Yok, mu Artıran!
Atış serbest. Vaatler bol, ne güzel değil mi. Açın kesenin ağzını dağıtın durmadan. Ama savurmadan. Kimden alıp kime vereceğinizin hesabını iyi tutun. Gerçi fark etmez. Adamakla mal tükenmez derler. Sen üç kilo mu verdin benden beş kilo. Tartı yok terazi yok. Yok ki bunun ölçüsü. Vatandaş alacağına bakıyor. Vereceğini dünden unuttu. Yarınlar umut mu dolu acaba. Yoksa tiyatromu. Ali yazar Veli bozar, küp suyunu çeker azar azar.
Evet değerli dostlar. Meydanlar geniş, atış serbest. Atmak iyi de bide eğirmek var derler. Yarın işin başına gelince bahaneler hazır mı dersiniz. Yıllardır oynanan oyunun biraz daha abartılışı gibi geliyor bana. Hep diyorum seçime giderken verilen sözler bir defa tutulsaydı bu gün bu halde olmazdık. Hiç mi bir şeyler yapılmıyor derseniz tabii ki yapılıyor. Birileri iğ yapmayı düşünürken birileri de kendi değirmenine sutaşıma telaşında.
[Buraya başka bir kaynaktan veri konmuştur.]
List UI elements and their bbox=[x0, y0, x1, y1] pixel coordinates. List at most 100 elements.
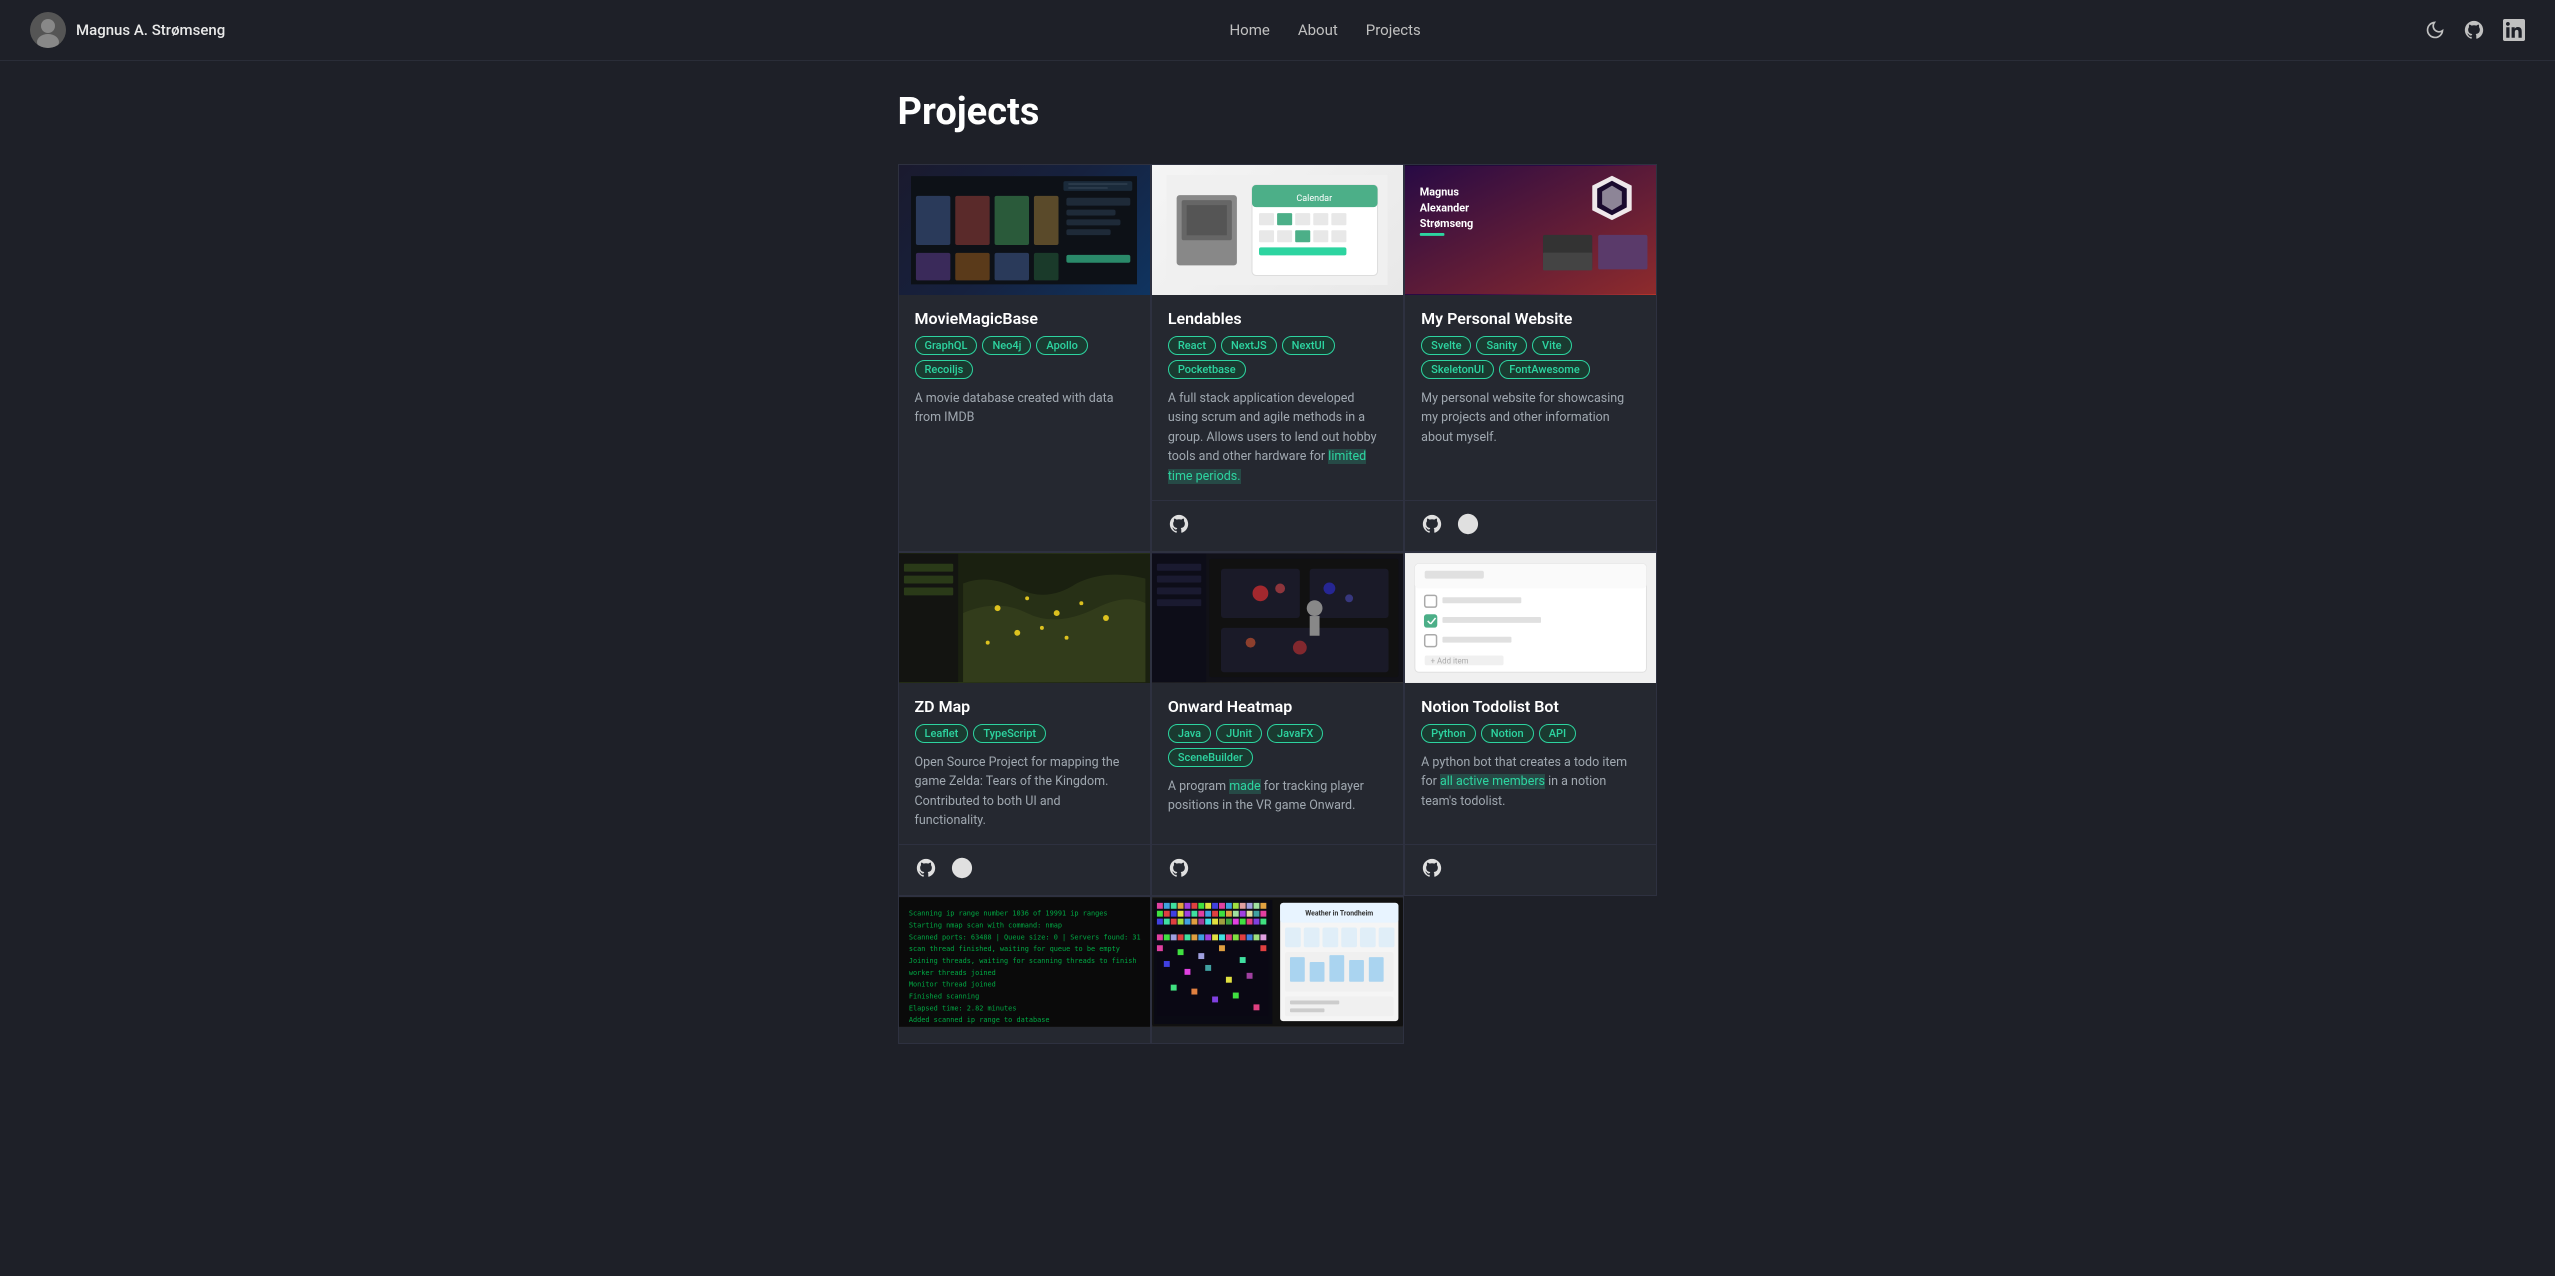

Doymayan bir nefis, aldırmayan bir aymazlık, hissetmeyen bir kalp, haram helal ver Allah ım, asi kulun yer Allah ım. Bu yiyiciler iktidarların peşini hiç bırakmazlar. Kim iktidar olursa olsun onlar yolunu bulsun. Böylece devam edip gidiyor. Gözünüze dizinize dursun. Haksız kazançlarınızın peşinden savrulun gidinde bu mazlum ve masum millet kurtulsun. Kurtulsun da bir hayat bulsun.
Evet değerli dostlar; böyle gelmiş ama artık böyle gitmemeli. Sorgulamamız lazım. Sorgulamayı ne zaman öğrenirsek, Kurtulmayı da o zaman hak ederiz. Aksi halde sülale boyu bu sömürü sisteminden ancak seçimden seçime birazcık yararlanabiliriz. Ben şahsen bu güne kadar söz verilip te tamamının yapıldığını hiç görmedim. Göreceğimi de zannetmiyorum. Gençler umut içinde ve gelecek çok güzel olacak zannedebilirler. Dedene sor babana sor, alacağın cevapları değerlendir. Sen onların durumuna düşmeden sor ve sorgula. Sorgularsan ya da sorgularsanız meydanlarda verilen sözleri yerine getirmek zorunda kalırlar. Aksi halde akıbet aynı olacaktır.
Sonuç, meydanlar geniş, atış serbest.